ORANJESTAD — Papiamento, Creole language of ABC (Aruba, Bonaire and Curacao) is from the Cape Verdean Creole family (Cape Verdean language) and was taken to the Caribbean in the 9th century by the Cape Verdeans of that time (linings and slaves), experts in cane culture and sugar production, and who were hired by Jewish entrepreneurs who went to invest in this business in the Caribbean. Cape Verdeans taught this pre-industrial revolution technology (planting cane and producing sugar, which they had learned from Madeirans) to slaves from other African regions, and did so in their language, Cape Verde Creole (Cape Verdean language) , hence the language implanted in Aruba, Bonaire and Curacao.

Unlike many interesting stories, wanting to link Papiamento directly to Portuguese, Galician or Castilian (see Papiamento, on Wikipedia – Portuguese version and Spanish version, where the Portuguese and Spanish, each claim the direct origin of Papiamento), in fact, this is not true.
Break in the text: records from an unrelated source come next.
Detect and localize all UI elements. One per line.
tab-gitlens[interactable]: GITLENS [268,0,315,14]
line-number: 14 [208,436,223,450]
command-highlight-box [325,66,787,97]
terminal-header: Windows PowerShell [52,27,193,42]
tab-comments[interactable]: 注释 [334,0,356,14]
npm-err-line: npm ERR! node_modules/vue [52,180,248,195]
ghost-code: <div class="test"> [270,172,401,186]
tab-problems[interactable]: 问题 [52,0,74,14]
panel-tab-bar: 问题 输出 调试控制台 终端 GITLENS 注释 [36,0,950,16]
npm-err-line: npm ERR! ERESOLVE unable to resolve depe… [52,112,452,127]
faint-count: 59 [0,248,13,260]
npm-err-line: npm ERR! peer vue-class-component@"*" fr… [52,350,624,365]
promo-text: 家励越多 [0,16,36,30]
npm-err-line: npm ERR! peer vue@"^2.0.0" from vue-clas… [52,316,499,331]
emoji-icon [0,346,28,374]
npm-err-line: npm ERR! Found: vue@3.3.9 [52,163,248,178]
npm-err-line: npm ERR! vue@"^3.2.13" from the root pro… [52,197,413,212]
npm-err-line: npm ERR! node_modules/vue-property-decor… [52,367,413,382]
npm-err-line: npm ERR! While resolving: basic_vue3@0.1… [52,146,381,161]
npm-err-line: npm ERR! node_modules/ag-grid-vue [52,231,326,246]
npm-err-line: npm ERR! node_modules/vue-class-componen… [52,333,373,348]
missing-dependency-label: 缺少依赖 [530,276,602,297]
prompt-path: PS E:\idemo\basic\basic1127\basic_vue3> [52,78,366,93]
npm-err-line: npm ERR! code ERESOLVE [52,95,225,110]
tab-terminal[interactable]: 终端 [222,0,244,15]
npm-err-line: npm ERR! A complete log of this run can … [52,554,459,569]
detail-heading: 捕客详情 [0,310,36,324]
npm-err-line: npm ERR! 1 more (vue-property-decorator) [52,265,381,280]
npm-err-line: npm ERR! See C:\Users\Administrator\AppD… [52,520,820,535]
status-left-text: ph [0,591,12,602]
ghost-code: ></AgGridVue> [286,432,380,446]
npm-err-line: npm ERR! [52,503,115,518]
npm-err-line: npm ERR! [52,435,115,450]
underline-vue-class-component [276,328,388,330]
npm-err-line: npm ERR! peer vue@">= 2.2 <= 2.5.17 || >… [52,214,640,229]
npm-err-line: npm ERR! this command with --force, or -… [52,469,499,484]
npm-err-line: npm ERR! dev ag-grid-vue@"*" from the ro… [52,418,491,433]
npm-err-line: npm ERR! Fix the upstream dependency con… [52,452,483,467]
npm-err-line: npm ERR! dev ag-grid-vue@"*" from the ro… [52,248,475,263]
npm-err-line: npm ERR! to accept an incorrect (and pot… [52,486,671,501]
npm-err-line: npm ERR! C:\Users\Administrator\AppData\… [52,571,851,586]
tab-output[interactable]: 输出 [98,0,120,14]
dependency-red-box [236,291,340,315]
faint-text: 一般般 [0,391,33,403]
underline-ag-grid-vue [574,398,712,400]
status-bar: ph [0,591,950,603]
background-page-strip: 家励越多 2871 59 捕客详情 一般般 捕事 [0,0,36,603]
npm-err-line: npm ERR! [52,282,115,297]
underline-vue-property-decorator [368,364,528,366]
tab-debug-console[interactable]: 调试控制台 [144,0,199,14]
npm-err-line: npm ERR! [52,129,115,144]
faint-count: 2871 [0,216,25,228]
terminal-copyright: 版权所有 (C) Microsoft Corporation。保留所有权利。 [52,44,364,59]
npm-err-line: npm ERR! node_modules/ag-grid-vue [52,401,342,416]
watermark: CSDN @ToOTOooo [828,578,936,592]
Papiamento is not direct from Portuguese, Galician or Castilian, it is from the Cape Verde Creole family (Cape Verdean language). You can see this best when it’s saying obscene words and offending someone, precisely as they say today in both ABC and Cape Verde islands. The obscene words kept the original, had no lexical influence either from Castilian or Dutch. Also the Papi Cristang of Malacca, the Patuá of Macau, and several creoles from the east (from Daman, Sri Lanka, Myanmar, Philippines, Indonesia) and Africa (Casamança, Guinea Bissau, Sierra Leone and Nigeria, these last two releases to the English), all originated in the Creole of Cabo Verde (Cape Verdean language), which was the French language spoken in Portuguese feitories on the coast of Africa (from Senegal to Sierra Leone), and which was taken east by the thousands of cable – Verdeans (linings and slaves, already Christianized and speaking Creole) who served as sailors and “slaves of arms′′ in Portuguese caravels, demanding the east. I don’t know why the official history of Portugal usually omits this fact, which is in the chronicles of the quinrentist chroniclers, but which we never saw in the history of Portugal that we study from primary education to higher education. However, it has always been tried to deceive us, in colonial time, that we were descendants of Viriato (Iberian hero in the fight against the Romans) and the pastors of the Hermini Mountains, but not much speaking of our black-African ancestry.

We Cape Verdeans understand each other very well with these Antillans and Easterns, whose language is from the same Creole family of Cape Verde (Cape Verdean language), speaking their Creole and we ours. Therefore, Papiamento, Papi Cristang, Patuá Macaense and the creoles, said of Portuguese origin, Daman, India, Sri Lanka, Myanmar, some locations in the Philippines and some places in Indonesia, are creoles of the language family Cape Verde Creole (Cape Verdean language) and indirectly the Galaico-Duriense or Galaico-Portuguese, a language that the people spoke in Portugal in the 6th and 7th century.